Улучив момент, когда никто не смотрел, я запихнул пистолет в сумочку и задернул молнию.
Как Лиза пронесла пистолет, толком не проследил. Но, видимо, выручил встречающий нас господин с рыжими усиками и с черной шевелюрой. Он, по всей видимости, обладал какими–то особыми полномочиями, встретил нас возле трапа. Лизу узнал, и она его узнала, они даже обнялись. Меня Лиза не представила, показала глазами, чтобы следовал за ними. Этот господин и провел ее через таможню, сверкнув каким–то документом в открытой ладони — международный, оказывается, жест. Он же посадил в машину, которая доставила нас в пансионат, но сам с нами не поехал. Позже Лиза объяснила, что это один из давних знакомых ее семьи. Я не стал выяснять, какой семьи и чей знакомый, меня это, честно сказать, мало волновало. К этому времени у меня уже выработался стойкий рефлекс, который можно назвать «уклонением от избыточной информации», свойственный большинству руссиян, узнавших за годы реформ, почем фунт лиха.
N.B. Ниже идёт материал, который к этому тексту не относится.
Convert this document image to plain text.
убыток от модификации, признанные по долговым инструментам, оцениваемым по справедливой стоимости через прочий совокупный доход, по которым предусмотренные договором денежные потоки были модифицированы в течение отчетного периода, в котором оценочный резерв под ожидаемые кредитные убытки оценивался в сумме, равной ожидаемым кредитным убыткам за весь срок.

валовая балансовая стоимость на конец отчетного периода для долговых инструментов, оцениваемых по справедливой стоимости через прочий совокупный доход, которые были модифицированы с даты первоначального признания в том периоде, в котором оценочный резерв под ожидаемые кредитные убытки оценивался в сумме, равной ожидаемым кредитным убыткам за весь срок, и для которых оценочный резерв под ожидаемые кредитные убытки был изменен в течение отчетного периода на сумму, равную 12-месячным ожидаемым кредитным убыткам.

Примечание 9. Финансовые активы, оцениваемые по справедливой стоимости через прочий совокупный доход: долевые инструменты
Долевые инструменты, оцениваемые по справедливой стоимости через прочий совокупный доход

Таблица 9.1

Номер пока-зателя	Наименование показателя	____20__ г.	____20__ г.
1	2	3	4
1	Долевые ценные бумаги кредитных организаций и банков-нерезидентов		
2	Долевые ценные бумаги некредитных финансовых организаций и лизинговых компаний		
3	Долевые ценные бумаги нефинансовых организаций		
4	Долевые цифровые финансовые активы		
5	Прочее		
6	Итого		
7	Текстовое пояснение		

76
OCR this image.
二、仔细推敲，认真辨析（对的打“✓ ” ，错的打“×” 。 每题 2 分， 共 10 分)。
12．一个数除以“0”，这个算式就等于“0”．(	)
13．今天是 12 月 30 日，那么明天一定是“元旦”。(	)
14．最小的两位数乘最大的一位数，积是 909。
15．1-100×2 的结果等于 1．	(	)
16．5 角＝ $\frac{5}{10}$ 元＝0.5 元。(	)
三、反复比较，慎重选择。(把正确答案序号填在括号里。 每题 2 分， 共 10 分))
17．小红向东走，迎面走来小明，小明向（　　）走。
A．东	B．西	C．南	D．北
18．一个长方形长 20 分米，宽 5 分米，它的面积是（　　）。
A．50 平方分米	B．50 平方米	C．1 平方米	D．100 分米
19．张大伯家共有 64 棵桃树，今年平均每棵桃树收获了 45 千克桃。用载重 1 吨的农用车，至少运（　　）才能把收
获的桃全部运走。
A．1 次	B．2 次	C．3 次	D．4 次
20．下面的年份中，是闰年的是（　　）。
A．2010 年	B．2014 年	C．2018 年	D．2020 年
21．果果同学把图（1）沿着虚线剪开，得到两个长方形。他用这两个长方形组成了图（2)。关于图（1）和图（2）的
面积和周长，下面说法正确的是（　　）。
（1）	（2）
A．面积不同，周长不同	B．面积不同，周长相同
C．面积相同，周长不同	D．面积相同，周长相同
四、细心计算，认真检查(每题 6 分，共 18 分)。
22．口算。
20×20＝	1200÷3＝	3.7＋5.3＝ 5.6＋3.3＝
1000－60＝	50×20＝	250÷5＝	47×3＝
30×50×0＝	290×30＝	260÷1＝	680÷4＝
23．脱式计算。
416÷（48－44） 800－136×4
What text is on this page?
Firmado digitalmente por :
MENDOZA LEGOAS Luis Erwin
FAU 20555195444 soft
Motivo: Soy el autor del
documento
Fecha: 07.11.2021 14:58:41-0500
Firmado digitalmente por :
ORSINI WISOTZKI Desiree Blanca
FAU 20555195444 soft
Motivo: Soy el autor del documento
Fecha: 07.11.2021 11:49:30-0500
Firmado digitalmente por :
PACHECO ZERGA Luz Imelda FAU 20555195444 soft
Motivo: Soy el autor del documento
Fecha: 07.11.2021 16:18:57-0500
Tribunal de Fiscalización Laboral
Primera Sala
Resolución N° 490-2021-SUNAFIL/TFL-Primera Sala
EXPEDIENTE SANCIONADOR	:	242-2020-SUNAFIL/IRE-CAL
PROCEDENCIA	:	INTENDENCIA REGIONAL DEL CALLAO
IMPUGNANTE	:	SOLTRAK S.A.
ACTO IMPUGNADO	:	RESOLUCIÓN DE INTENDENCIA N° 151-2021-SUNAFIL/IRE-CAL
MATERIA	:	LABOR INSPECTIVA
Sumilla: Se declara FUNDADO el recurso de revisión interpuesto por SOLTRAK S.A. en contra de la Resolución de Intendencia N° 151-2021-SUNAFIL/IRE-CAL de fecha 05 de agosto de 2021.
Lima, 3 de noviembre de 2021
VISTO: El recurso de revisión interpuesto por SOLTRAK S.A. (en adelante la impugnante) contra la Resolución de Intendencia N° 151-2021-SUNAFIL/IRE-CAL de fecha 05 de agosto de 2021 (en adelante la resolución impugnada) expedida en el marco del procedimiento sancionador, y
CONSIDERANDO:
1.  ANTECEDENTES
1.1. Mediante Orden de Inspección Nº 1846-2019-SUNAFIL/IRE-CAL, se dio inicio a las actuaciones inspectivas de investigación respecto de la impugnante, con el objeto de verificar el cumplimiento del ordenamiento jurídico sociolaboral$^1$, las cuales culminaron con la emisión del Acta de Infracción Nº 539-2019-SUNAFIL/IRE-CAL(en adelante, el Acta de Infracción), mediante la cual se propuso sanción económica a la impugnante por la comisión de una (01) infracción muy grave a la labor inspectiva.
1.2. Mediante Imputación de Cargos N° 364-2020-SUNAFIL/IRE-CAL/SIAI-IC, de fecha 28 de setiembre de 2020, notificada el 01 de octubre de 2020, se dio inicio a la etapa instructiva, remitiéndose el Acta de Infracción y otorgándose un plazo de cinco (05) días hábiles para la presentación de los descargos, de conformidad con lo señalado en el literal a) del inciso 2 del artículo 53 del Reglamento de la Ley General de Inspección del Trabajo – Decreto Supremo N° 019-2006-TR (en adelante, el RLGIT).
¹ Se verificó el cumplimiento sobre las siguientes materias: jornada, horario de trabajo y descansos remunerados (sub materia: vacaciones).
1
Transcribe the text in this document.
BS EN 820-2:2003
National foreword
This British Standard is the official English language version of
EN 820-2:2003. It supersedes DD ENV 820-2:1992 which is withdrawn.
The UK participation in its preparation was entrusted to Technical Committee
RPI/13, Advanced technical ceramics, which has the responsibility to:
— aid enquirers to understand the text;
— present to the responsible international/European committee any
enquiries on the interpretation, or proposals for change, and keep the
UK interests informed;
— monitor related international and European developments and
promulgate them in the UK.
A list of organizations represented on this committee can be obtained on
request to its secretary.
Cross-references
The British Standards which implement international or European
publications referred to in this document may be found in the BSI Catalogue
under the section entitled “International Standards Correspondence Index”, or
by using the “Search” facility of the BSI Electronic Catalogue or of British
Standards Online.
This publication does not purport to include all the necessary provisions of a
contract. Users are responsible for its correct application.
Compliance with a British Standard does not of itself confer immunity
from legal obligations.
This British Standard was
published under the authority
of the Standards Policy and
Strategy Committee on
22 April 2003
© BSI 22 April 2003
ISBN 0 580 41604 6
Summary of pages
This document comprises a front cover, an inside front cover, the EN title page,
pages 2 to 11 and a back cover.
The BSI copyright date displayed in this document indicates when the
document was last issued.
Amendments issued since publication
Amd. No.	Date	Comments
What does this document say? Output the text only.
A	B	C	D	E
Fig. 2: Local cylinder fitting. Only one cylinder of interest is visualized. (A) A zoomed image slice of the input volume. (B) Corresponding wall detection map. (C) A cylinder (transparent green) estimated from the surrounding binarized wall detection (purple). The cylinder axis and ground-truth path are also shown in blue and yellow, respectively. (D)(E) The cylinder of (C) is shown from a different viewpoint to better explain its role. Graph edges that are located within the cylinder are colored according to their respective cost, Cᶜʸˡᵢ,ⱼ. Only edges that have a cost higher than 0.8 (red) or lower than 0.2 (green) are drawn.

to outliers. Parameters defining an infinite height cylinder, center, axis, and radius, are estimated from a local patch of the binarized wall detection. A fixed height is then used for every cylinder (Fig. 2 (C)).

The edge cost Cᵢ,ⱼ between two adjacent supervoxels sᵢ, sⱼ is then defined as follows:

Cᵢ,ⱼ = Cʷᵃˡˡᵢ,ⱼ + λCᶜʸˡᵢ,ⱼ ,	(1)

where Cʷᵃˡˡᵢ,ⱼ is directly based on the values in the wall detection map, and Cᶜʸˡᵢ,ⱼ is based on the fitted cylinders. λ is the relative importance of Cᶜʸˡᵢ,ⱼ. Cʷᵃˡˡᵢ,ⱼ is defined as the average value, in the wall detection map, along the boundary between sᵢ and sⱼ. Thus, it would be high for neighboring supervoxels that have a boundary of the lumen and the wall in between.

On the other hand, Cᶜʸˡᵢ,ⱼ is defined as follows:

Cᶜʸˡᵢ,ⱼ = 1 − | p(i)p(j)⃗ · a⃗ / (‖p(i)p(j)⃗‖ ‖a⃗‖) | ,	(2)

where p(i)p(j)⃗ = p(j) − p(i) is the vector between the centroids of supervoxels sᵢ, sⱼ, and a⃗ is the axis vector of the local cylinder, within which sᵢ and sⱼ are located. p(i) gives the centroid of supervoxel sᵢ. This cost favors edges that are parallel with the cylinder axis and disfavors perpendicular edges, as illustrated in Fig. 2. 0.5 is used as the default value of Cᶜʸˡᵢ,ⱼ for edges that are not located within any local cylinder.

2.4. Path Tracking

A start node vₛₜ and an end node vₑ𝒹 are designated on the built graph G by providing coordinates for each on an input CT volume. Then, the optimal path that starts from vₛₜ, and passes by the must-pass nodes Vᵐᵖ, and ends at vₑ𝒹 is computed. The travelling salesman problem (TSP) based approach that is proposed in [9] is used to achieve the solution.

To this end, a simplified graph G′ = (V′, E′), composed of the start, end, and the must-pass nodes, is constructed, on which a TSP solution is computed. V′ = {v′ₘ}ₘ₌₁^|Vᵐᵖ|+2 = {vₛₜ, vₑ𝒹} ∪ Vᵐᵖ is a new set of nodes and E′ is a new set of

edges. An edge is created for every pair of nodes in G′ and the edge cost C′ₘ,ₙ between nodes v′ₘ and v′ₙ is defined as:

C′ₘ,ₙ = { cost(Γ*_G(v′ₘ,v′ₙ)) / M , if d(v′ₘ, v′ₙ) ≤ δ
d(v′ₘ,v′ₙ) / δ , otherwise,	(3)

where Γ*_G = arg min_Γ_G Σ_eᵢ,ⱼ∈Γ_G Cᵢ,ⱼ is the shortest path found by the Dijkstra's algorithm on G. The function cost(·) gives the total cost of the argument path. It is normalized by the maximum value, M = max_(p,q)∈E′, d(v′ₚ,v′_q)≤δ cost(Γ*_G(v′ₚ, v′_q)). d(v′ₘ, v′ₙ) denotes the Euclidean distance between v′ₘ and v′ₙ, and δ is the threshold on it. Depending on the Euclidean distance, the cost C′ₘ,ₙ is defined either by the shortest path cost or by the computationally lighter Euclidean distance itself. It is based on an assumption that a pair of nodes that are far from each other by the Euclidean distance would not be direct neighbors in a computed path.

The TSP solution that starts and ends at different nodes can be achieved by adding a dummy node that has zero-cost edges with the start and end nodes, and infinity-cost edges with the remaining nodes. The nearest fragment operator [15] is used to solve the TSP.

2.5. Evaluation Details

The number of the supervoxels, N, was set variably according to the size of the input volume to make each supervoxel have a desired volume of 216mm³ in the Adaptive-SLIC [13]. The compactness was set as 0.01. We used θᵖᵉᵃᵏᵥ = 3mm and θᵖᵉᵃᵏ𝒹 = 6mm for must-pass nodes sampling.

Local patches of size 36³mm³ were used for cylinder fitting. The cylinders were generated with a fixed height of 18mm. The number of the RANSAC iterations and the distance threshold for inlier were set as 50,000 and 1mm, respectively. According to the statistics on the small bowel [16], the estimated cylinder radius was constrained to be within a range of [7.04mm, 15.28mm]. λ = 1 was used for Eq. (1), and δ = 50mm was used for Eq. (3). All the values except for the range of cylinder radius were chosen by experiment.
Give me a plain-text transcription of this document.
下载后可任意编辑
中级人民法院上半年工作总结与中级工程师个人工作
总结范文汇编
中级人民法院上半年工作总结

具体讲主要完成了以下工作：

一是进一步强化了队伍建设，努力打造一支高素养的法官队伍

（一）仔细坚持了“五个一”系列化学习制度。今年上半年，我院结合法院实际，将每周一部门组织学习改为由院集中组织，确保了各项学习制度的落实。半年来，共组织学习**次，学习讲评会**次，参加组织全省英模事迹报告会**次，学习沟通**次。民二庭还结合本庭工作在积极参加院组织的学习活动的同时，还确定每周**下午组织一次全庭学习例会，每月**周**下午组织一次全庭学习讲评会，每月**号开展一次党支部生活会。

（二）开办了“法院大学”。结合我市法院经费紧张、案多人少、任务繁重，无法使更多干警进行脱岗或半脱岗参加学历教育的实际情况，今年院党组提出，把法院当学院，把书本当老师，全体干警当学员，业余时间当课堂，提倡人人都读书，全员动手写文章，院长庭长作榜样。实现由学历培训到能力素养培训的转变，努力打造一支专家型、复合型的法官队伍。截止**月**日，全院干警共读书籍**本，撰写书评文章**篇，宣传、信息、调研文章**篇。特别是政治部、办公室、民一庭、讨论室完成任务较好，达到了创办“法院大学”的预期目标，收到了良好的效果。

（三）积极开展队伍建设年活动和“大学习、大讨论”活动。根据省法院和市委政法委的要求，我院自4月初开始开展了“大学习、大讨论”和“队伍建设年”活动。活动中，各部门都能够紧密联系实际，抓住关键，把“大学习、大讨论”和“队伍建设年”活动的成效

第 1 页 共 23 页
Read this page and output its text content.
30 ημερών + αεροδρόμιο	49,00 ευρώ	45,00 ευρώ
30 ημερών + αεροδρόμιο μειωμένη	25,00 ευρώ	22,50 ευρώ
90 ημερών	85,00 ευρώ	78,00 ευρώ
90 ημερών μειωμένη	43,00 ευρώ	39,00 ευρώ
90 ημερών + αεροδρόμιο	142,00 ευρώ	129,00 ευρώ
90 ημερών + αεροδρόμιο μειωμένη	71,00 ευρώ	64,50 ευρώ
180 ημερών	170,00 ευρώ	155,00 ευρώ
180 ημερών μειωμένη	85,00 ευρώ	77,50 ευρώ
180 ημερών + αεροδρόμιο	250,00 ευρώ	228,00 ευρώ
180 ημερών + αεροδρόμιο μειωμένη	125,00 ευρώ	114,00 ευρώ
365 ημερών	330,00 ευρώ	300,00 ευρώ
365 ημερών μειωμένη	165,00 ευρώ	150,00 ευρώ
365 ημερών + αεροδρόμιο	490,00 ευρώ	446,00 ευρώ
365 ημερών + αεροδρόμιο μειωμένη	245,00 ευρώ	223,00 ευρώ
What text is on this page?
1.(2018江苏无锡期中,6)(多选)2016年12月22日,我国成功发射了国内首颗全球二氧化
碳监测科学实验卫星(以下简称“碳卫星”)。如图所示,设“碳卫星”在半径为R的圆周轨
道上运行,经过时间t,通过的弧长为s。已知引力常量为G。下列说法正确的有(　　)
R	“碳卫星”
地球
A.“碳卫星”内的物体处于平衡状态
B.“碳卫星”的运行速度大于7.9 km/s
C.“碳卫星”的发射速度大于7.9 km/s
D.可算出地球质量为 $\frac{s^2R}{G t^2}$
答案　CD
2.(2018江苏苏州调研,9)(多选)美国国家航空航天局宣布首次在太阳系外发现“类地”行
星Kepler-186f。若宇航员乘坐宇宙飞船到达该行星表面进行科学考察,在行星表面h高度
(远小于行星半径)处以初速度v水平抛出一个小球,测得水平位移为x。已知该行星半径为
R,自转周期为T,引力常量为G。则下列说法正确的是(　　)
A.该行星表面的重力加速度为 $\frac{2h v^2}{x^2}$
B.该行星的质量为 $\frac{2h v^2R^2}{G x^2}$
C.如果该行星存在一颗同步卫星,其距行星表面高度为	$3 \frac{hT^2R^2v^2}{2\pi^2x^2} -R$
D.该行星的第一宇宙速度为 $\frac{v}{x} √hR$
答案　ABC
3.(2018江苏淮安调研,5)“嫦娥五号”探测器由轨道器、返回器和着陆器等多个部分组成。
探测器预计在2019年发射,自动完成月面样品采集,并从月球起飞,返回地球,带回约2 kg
В пансионате, едва оставшись одни, мы заспорили, что делать с пистолетом. То есть оба понимали, что надо от нею избавиться как можно скорее, но Лиза хотела, чтобы мы сделали это вместе (ей так, видите ли, спокойнее), а я с туповатым, запоздалым достоинством утверждал, что это чисто мужская проблема.
Лиза уступила, и я унес пистолет к себе. Держал сперва в ящике комода, под постельным бельем, а позже, когда оброс вещами, переложил в элегантный саквояж с цифровыми замками. Будто чувствовал, что расставаться с ним рано.
Вот и пригодился бесценный дар Трубецкого.
Мужчина обернулся с переднего сиденья, по–прежнему не только безымянный, но и безликий. Лишь в глазах, как у волка, две алые точки.
— Не вздумай мудрить, писатель, понял, нет? Я к тому, что…
Я не мудрил, спустил предохранитель и поверх сиденья два раза выстрелил ему в грудь. Звук был, как у дважды лопнувшего баллона, и руку оба раза сильно дернуло. Но никто не прибежал узнать, в чем дело, не завыли полицейские сирены и в окнах конюшни не вспыхнуло ни единого огонька. Ночная тишина в Лондоне такая же, как в подмосковном лесу.